Review of Sword Art Online
Ah, SAO. The anime that provided an answer to a question no one asked: "What if someone made a game/device that imprisoned thousands in a virtual world on pain of death?" The first "season", AKA the "Aincrad arc", is probably the strongest in terms of story and character (and unfortunately, this doesn't mean that character is all that great; it just means that character-wise series 1 doesn't induce one to try to remove one's own brain from watching crappy writing or scene planning). Visually... it's A-1. Neither groundbreaking nor eye-clawingly awful, but good enough to get the point across. I can tell that someone in the storyboardingteam wanted to see a bloodbath in the style of Bleach or Fist of the North Star, but someone talked him down to dismemberment and virtual "bleeding" where characters bleed pixels instead of blood. I'm betting this is the same window-licker who has a rape fetish that shows itself in subsequent productions, but I'm getting ahead of myself.
Yuki Kajiura composed the soundtrack, and is for the most part rightly lauded for it, though the music that gets played during such praise is invariably the "Kirito opens a can of whupass" theme-- it's good, but come on, fellas, she's done better. Kajiura is known for other (mostly synth) BGMs, off the top of my head the My-HiME series and Elemental Gelade. It's all right, but sometimes I wish she would just get together with an orchestra. The opening credits song is pretty good on its own, but the credits animation was just "there" rather than being a true "partner" to the music.
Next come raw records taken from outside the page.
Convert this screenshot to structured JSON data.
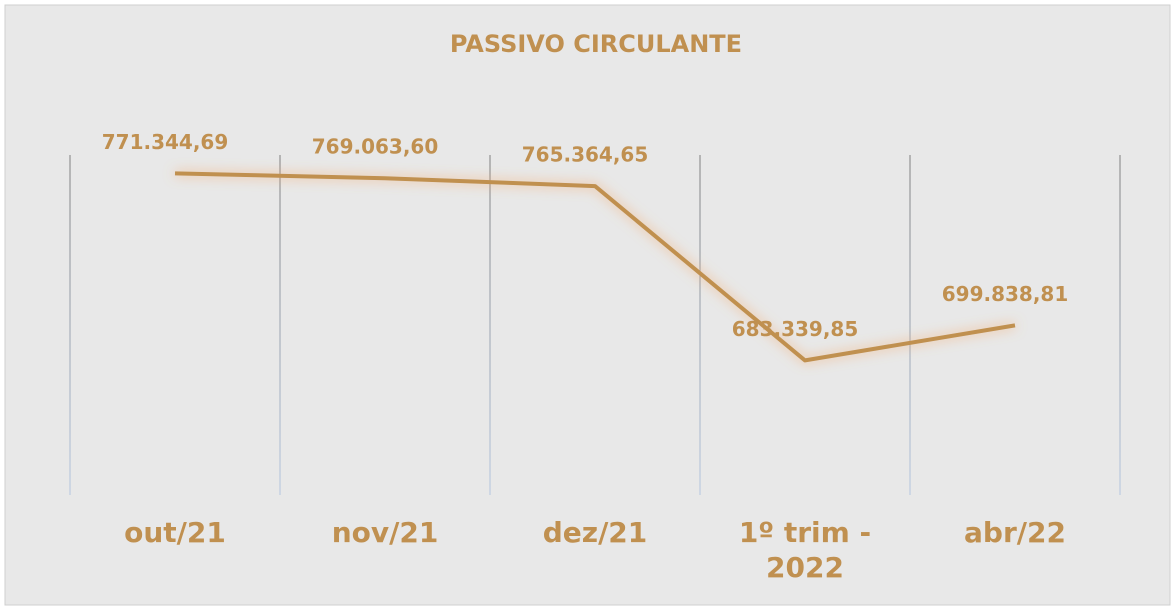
{
  "chart_data": {
    "type": "line",
    "title": "PASSIVO CIRCULANTE",
    "categories": [
      "out/21",
      "nov/21",
      "dez/21",
      "1º trim - 2022",
      "abr/22"
    ],
    "values": [
      771344.69,
      769063.6,
      765364.65,
      683339.85,
      699838.81
    ],
    "value_labels": [
      "771.344,69",
      "769.063,60",
      "765.364,65",
      "683.339,85",
      "699.838,81"
    ],
    "color": "#c09050",
    "ylim": [
      620000,
      780000
    ],
    "grid": true
  }
}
I don't remember the ending credits song, which probably means I listened to it once, thought "meh", and skipped it for the rest of the series.
The most interesting character is the villain of the Aincrad arc, largely because he not only is an insanely powerful presence through the entirety of the SAO canon, but also because he's written with some degree of complexity. Contrast that to the hero Kirito, who couldn't be more of a cliché shonen anime action hero if he tried (simple-minded like Bleach's Ichigo, tries to be some kind of a samurai badass by shouldering the blame, etc). This weakness is inherent to the weakness of the plot: instead of bringing Kirito and Asuna together in a more natural fashion, the plot has to make hairpin drifting turns to accommodate both the cruel setting and their relationship. The "finding love in the darkest situation" theme was dropped into the series after several episodes of "Kirito the Black Solo Badass", and while the scenes themselves worked, they just did not mesh with the rest of the story. Asuna, while she's written as a bit of a tsundere and is in some rather unnecessary fanservice scenes, is at least cast as a front line fighter rather than someone in the back supporting Kirito.
In the second half of series 1, Kirito is no longer the demigod he was in Aincrad, he's just a kid going up against the Japanese equivalent of Brett Kavanaugh: Rich, spoiled, and very likely a sexual predator. Someone in A-1's planning team clearly relished the scenes where this guy basically licked Asuna in front of Kirito (like the Uruk-hai licking Aragorn's dagger in the climactic fight in the Fellowship of the Ring film), and I'm betting he's behind the closing scene in episode 9 of Grancrest and the sexual assault scene in SAO season 2. The final fight scene for series 1 played this up so much that I basically fast-forwarded through most of it. Yeah, I know, "drama", but writing scenes that will clearly give assault survivors nightmares is more "cheap and disgustingly manipulative" than "dramatic"-- it's like the anime adaptation of School Days, which gleefully took the worst possible route until the broadcast studio stopped the final episode with the infamous "Nice Boat". What's worse is that whatever dramatic tension between Kirito and Sugu is overpowered by the silver spoon played by Sugita... not that this subplot was any good, it seemed like Sugu was a contingency plan for Kirito's fragile masculinity in case the author decides that Asuna gets raped or killed.
"But what about that epic fight scene where...?" Honestly, I didn't give a damn (and it's entirely predictable). That disgusting Brett Kavanaugh precursor essentially ruined the second half for me. And parents in Japan who arrange marriages for their teenage daughters can kiss my ass.